A dodo model shows what the bird would have looked like.

American Museum of Natural History/C. Chesek

Look up the word "dodo" in the thesaurus and you will find entries like "ignoramus," "dimwit," "fool" and "dumdum." This is not a very flattering portrayal for the famously extinct flightless bird.

The legend of the dodo is that it was too stupid to survive. A new research study is here to counteract the idea that dodos were just a bunch of featherbrained birds with a lack of smarts.

Dodos lived on the island of Mauritius in the Indian Ocean. The last sighting of a dodo happened way back in 1662. A study lead by Eugenia Gold of Stony Brook University in New York looked at a well-preserved dodo skull from the Natural History Museum in London. The skull was scanned and digitized and the data compared to pigeon skulls.

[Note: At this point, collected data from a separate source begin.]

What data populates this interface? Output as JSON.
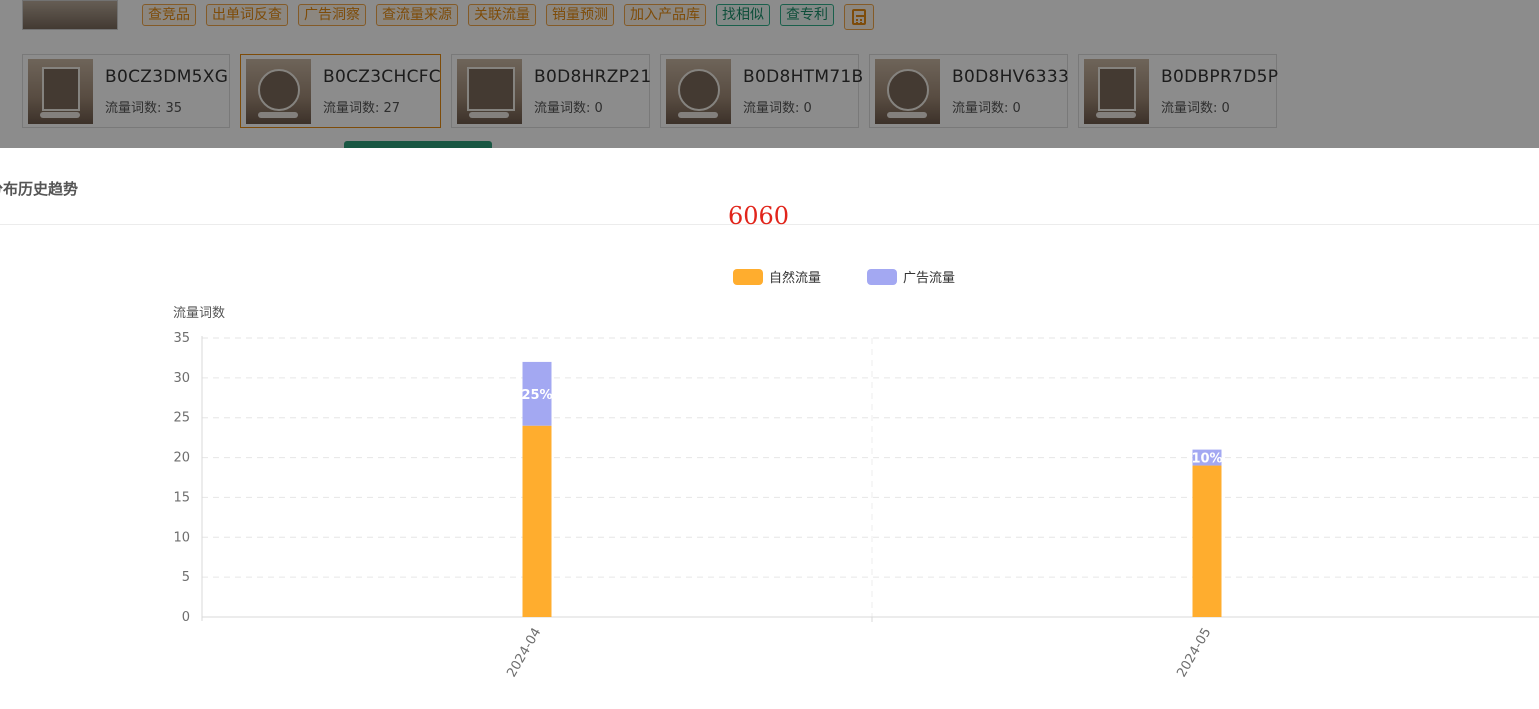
{
  "toolbar": {
    "buttons": [
      "查竞品",
      "出单词反查",
      "广告洞察",
      "查流量来源",
      "关联流量",
      "销量预测",
      "加入产品库",
      "找相似",
      "查专利"
    ],
    "calculator_icon": "calculator-icon"
  },
  "products": [
    {
      "asin": "B0CZ3DM5XG",
      "count_label": "流量词数: 35",
      "selected": false
    },
    {
      "asin": "B0CZ3CHCFC",
      "count_label": "流量词数: 27",
      "selected": true
    },
    {
      "asin": "B0D8HRZP21",
      "count_label": "流量词数: 0",
      "selected": false
    },
    {
      "asin": "B0D8HTM71B",
      "count_label": "流量词数: 0",
      "selected": false
    },
    {
      "asin": "B0D8HV6333",
      "count_label": "流量词数: 0",
      "selected": false
    },
    {
      "asin": "B0DBPR7D5P",
      "count_label": "流量词数: 0",
      "selected": false
    }
  ],
  "modal": {
    "title": "分布历史趋势",
    "big_number": "6060"
  },
  "colors": {
    "natural": "#FFAD2E",
    "ad": "#A3A8F2",
    "accent": "#E58A11",
    "highlight_red": "#E1251B"
  },
  "chart_data": {
    "type": "bar",
    "stacked": true,
    "categories": [
      "2024-04",
      "2024-05"
    ],
    "series": [
      {
        "name": "自然流量",
        "values": [
          24,
          19
        ]
      },
      {
        "name": "广告流量",
        "values": [
          8,
          2
        ]
      }
    ],
    "bar_labels": [
      "25%",
      "10%"
    ],
    "ylabel": "流量词数",
    "ylim": [
      0,
      35
    ],
    "yticks": [
      0,
      5,
      10,
      15,
      20,
      25,
      30,
      35
    ],
    "grid": true,
    "legend_position": "top-center"
  }
}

"It's not impressively large or impressively small--it's exactly the size you would predict it to be for its body size," Gold said. "So if you take brain size as a proxy for intelligence, dodos probably had a similar intelligence level to pigeons."

Pigeons have a pesty reputation, but studies have shown they may be smarter than we give them credit for. Researchers taught pigeons to use a touchscreen for a 2013 study. A 2008 study says that pigeons have self-recognition abilities similar to that of a 3-year-old human.

Gold notes that dodos were first discovered by people in the 1500s and the docile birds were soon used as a meat source. That's a big reason why the species didn't survive more than a 100 years after human contact. They were eaten by people and by predators brought onto the island.

Gold's research team published a paper on the findings, titled "The first endocast of the extinct dodo (Raphus cucullatus) and an anatomical comparison amongst close relatives (Aves, Columbiformes)," in the Zoological Journal of the Linnean Society on Tuesday.

Dodos will continue to fascinate science. Gold says that much is still unknown about the bird's biology due to the rarity of specimens. "There are so few complete dodo skeletons we may never know exactly how they looked or lived," says the Natural History Museum in London. At least this new study gives us some insight into their much-maligned brains.